Blood stains were everywhere within the building. The ceilings stains were especially obvious. Stairways up to the higher storeys showed the path of blood once dripped. The whole place still reeks of pungent blood smells if you are sensitive enough to pick up, especially on such hot and humid day we visited, no joke.
Other blocks have barb wire erected on the front of the whole building, so as to prevent prisoners from committing suicide and ending a fast death. Other rooms were partitioned with bricks to create toilet cubicles-like spaces, only wide enough to stand 3 adults I reckon, for holding prisoners. Photographs of the victims, before and after (considerably lesser) were shown on big panels. Even the young executors brained washed to carrying out these crimes were shown. Totally appalled.

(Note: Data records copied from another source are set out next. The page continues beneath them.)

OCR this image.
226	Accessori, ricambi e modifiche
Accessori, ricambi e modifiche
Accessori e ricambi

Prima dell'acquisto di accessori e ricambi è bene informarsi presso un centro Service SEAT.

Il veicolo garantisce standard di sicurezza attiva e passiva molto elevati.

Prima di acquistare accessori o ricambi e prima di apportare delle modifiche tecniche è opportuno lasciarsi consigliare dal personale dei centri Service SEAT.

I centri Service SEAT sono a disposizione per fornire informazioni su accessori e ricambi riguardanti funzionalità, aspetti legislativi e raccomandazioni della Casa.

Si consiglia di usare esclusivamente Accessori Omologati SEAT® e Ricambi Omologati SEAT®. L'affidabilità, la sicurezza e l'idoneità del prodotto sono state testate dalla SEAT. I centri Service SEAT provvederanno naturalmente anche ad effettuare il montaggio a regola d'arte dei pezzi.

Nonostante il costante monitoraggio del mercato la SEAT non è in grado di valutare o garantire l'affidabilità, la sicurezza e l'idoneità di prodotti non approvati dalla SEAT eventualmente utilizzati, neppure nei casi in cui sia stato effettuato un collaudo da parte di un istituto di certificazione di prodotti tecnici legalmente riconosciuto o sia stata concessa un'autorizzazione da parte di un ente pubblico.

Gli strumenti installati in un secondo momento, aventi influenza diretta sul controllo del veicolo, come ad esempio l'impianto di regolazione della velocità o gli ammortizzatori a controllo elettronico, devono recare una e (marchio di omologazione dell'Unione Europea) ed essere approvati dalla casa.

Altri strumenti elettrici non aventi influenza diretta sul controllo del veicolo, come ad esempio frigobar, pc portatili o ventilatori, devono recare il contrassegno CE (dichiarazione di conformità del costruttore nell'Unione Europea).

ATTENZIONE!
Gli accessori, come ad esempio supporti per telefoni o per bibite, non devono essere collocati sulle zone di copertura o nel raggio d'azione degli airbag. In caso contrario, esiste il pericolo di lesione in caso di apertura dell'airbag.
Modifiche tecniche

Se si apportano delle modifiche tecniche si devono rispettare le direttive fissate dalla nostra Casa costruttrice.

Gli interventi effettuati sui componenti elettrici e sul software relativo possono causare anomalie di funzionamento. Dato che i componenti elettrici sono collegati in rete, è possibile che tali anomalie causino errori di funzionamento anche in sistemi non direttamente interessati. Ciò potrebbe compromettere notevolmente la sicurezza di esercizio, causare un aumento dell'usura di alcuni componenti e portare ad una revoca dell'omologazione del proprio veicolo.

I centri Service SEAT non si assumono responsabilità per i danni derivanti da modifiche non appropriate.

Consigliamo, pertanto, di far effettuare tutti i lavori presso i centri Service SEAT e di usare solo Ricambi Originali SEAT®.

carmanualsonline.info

Illustrations were put up too to give visitors a better idea on what nasty things were done. Fingers (not nails) were snipped off, nipples of women were snipped off, centipedes were sent to crawl on these open wounds etc.
Such visual attacks of these gruesome acts were guilty enough, and more so with me describing. The actual performances by the adolescents seemingly in all too common fashion without any sense of human compassion is just sheer bewildering.
The last activity of the day was spent on a boat cruising down Tonle Sap River (different from Tonle Sap Lake in Siem Reap), and entering Mekong River. We were told the different colour of the respective rivers would not mixed upon meeting. I did not notice. I did not even know when we had reached Mekong or Tonle Sap. Overall, not much of a difference to the experience we had in Siem Reap, but it was an additional activity not inside the original itinerary. Probably that was needed to draft us away from the solemn day we had from the Khmer Rogue sites we had visited.